Area between curves
How to calculate the
area in red above the function $f(x)=\sqrt x$?
Many ways!...
A single integral over $x$
The area of the box is $1 \times 1=1$. Calculate the area below $f(x)$ with an integral, and subtract from 1:
$$\begineq \int_{x=0}^1 \sqrt x\,dx&=&\int_0^1 x^{\frac 12}\,dx\\ &=&\left. \frac{x^{\frac 32}}{3/2}\right|_0^1 = \frac 23 (1-0)=\frac 23. \endeq $$ So our desired area is $$A=1-2/3=1/3.$$
A single integral over $y$
If $f(x)=y=\sqrt x$, then with a little algebra we can invert the function: $$\begineq y&=&\sqrt x\\ y^2&=&(\sqrt x)^2\\ y^2&=&x \\ \endeq$$
Express the red curve as the function $x=h(y)=y^2$ and integrate over $y$:
$$ \int_{y=0}^1 y^2\,dy=\left. y^3/3\right|_0^1=1/3-0=1/3.$$ Ah, the same answer.
Area between curves
An integral over $x$ is the Rieman sum of rectangles of a height which varies with $x$. That rectangle "height" could instead be given by the difference between the two functions shown
$$\begineq
\int_{x=0}^1 (g(x)-f(x))\,dx&=&\int_{x=0}^1(1-\sqrt{x})=\int_0^1 dx -\int_0^1\sqrt x\,dx\\
&=&\left. x\right|_0^1-2/3=1-2/3=1/3.
\endeq
$$
To Do - Area Between Curves
- In Lab 06, Exercise 1, You'll plot the curves $f(x)=\ln[x]$ and $g(x)=(x-1)^2$ and find the area between the points of intersection of the functions.

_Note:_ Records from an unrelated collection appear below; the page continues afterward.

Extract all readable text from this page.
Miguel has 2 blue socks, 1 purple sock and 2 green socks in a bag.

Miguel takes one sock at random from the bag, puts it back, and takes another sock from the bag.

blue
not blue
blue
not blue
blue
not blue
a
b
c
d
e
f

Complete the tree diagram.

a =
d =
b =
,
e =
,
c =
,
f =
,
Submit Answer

- In Exercise 2, you'll use parametric plotting to plot $x=y^2$ and $x=1-y$.
Find the area of the region shown, between the two curves and above the $x$-axis. Do this, by using $y$ as your integration
variable (instead of $x$).
Integral of 1 as width of interval
This integral:
$$\int_a^b 1 \,dx= \int_a^b \color{gray}{1 \,}dx= \int_a^b \color{lightgray}{1 \,}dx=
\left. x\right|_a^b=b-a$$
is a very contorted way of writing the width of the interval from $a$ to $b$.
Or, turning the picture by 90 degrees, the vertical distance from $a$ to $b$ is
$$\int_a^b \color{lightgray}{1\,}dy=b-a.$$
In the picture of the area between two curves, we could write the height $h(x)=g(x)-f(x)$ of the rectangle at $x$ as
$$h(x)=\int_{y=f(x)}^{g(x)}dy.$$
Then, the area, $A$, between the curves is $$\begineq A&=&\int_{x_0}^{x_1}h(x)\,dx=\int_{x_0}^{x_1}\left(\int_{y=f(x)}^{g(x)}dy\right)\,dx\\ &=&\int_{x_0}^{x_1}\int_{f(x)}^{g(x)}dy\,dx\equiv \iint_A dA \endeq$$ where $dA=dx\,dy$ is a small chunk of area, integrated over the region, $A$, shown.
Original problem as a double integral
So, back to our original problem, which can be written in a new way. We evaluate the integrals from the inside out...
$$\begineq A
&=& \iint_A dA=\int_{x=0}^{1} \int_{y=\sqrt x}^1 dy\,dx \\
&=&\int_{x=0}^{x=1} \left(\int_{y=\sqrt x}^1 1\,dy\right)\,dx
=\int_{x=0}^{x=1} \left(\left. y\right|_{y=\sqrt x}^1\right)\,dx\\
&=&\int_{x=0}^{x=1} \left(1-\sqrt x\right)\,dx = 1/3.
\endeq
$$
To do
Do Exercise 3 in Lab 06, in which you'll convert the integral of Exercise 1 to a double integral over $dA=dy\,dx$.
Then...
- Double Integrals and Areas: Write out each area as a double integral. You do not need to evaluate the integrals. For each area, you should be able to write the area as one double integral. (Hint: You may need to think about integrating $x(y)\,dy$ instead of $y(x)\,dx$.)